Quantification and statistical analysis
Protein identification and quantification
Protein identification was performed by Proteome Discoverer 2.5 software (Thermo Scientific), using both Mascot 2.6.0 (Matrix Science) and Sequest HT (Thermo Scientific) search engines to search against reviewed human Uniprot databases (downloaded on 13 Jan 2017, including 42,105 sequence entries and another downloaded on 23 Jul 2018, including 9606 sequence entries). MS precursor mass tolerance was set at 20ppm, fragment mass tolerance 0.05 Da, and maximum missed cleavage sites of 3. Dynamic modifications searched for Oxidation (M), Deamidation (NQ), and Acetylation (N-terminal protein). Static modifications: Carbamidomethyl (C) and TMT10plex (K and peptide N terminus). Only the spectrum peaks with signal-to-noise ratio (S/N) > 4 were chosen for searches. The false discovery rate (FDR) was set to 1% at both PSM and peptide levels. Only the unique and razor peptides were used for protein assignment and abundance quantification. Isotopic correction of the reporter ions in each TMT channel was performed according to the product sheet. Only the master proteins in the protein group were used for downstream analysis. For some datasets, the peptide abundances were obtained from Proteome Discoverer software (version 2.5). Every peptide with another modification than a TMT one was removed. To ensure the accuracy of TMT quantification, reporter S/N threshold was set at 10 and co-isolation threshold at 30%. Then, every peptide dataset has been treated the same way as the protein dataset according to the same method described in Dai et al.23. To illustrate the RESP effect, we summed the non Log2 transformed fold changes from the peptides located before the cleaved site and the ones after the cleaved site. Then those fold changes were Log2 transformed and plotted as bar plots.

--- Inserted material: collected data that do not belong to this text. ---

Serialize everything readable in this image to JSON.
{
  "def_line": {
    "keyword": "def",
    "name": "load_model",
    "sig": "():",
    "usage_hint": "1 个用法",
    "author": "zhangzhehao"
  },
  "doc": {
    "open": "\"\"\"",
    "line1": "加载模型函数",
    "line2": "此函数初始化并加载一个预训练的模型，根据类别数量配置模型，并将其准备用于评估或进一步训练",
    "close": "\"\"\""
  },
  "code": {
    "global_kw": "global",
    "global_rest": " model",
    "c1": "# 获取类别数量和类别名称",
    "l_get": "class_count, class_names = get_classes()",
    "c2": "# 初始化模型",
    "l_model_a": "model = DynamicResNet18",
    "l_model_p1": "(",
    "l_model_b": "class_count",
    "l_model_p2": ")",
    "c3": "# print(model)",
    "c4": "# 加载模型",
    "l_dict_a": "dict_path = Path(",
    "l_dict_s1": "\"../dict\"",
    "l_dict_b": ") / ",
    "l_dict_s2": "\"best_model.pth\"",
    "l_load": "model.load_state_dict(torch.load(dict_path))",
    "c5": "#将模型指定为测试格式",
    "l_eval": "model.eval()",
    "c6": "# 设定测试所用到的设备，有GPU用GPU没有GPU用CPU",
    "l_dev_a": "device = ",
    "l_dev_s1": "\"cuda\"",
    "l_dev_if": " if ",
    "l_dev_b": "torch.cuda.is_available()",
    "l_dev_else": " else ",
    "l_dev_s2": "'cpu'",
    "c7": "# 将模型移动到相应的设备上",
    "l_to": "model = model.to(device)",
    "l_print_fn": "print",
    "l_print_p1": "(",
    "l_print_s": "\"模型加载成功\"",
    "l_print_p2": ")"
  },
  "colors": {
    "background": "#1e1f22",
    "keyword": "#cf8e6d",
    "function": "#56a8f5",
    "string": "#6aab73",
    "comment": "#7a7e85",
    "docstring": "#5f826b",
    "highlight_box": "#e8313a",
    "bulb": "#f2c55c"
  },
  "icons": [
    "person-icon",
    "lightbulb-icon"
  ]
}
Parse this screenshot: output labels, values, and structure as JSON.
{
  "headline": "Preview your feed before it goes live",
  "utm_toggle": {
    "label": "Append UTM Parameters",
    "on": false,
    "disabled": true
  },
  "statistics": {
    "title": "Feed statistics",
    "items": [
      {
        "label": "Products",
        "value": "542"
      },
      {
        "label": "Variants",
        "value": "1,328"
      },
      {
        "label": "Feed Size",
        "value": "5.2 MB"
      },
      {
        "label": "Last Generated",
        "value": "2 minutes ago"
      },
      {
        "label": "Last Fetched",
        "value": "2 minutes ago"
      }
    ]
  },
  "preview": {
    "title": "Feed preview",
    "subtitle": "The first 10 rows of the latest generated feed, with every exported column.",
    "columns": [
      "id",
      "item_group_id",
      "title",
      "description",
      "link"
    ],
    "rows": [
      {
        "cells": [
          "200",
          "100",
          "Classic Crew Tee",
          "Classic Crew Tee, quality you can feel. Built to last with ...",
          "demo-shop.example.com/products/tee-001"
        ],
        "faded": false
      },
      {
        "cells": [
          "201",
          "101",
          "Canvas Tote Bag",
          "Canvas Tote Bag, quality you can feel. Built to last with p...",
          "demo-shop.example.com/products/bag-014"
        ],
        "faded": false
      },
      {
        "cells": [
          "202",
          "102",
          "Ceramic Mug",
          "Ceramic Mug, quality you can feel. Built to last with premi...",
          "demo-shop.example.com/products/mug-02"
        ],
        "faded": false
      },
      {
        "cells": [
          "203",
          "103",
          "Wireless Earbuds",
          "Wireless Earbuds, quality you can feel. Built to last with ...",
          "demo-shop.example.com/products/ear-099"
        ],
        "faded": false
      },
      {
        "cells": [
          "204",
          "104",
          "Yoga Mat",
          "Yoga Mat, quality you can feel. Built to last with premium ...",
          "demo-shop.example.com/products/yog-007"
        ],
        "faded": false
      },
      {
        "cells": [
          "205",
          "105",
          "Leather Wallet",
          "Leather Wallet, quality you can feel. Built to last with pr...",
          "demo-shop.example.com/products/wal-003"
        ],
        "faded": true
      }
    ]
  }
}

Quantitative MS data analysis and visualization
Quantified protein/peptide abundances were imported into the R environment (http://www.R-project.org/) to facilitate the data analysis and visualization. Only the proteins with at least two quantifying abundance counts were used for downstream analysis. Data cleaning, normalization, and calculations of protein abundance and thermal stability differences in each condition were performed using the IMPRINTS.CETSA and the IMPRINTS.CETSA.app R packages38.
Protein-protein interaction network and gene ontology (GO) enrichment analysis
Protein-protein interaction network for hits was obtained by importing the hitlist Uniprot IDs into Cytoscape v.3.9.1 (http://cytoscape.org). Using the embedded STRING interaction database (http://apps.cytoscape.org/apps/stringApp), a default confidence cut-off score of 0.4 was applied to retrieve the network. Each node represents one hit protein, and edges symbolize protein-protein interactions. Nodes explanation can be found on figure legends. Comparative GO analysis was performed using the ClueGO v2.5.1 plug-in in Cytoscape (http://apps.cytoscape.org/apps/cluego). Hitlist Uniprot IDs were imported to query the GO-Biological Processes database (EBI-QuickGO-GOA-15783 terms/pathways with 17268 available unique genes-20.11.2017). The parameters for analysis were set as follows: Evidence code – All; Use Go Term Fusion; GO tree interval – Level 3–8; GO Term/Pathway Selection – Minimum 3 genes and threshold of 4% of genes per term; GO term connectivity threshold (Kappa score) – 0.4; Two-sided hypergeometric test with Bonferroni step down p-value correction. Only GO terms with p-value < 0.05 are shown. GO terms are presented as nodes and clustered together based on term similarity. Node size is proportional to the p-value for GO term enrichment. Node colors are set according to the treatment condition showing the % of visible proteins of a term/pathway.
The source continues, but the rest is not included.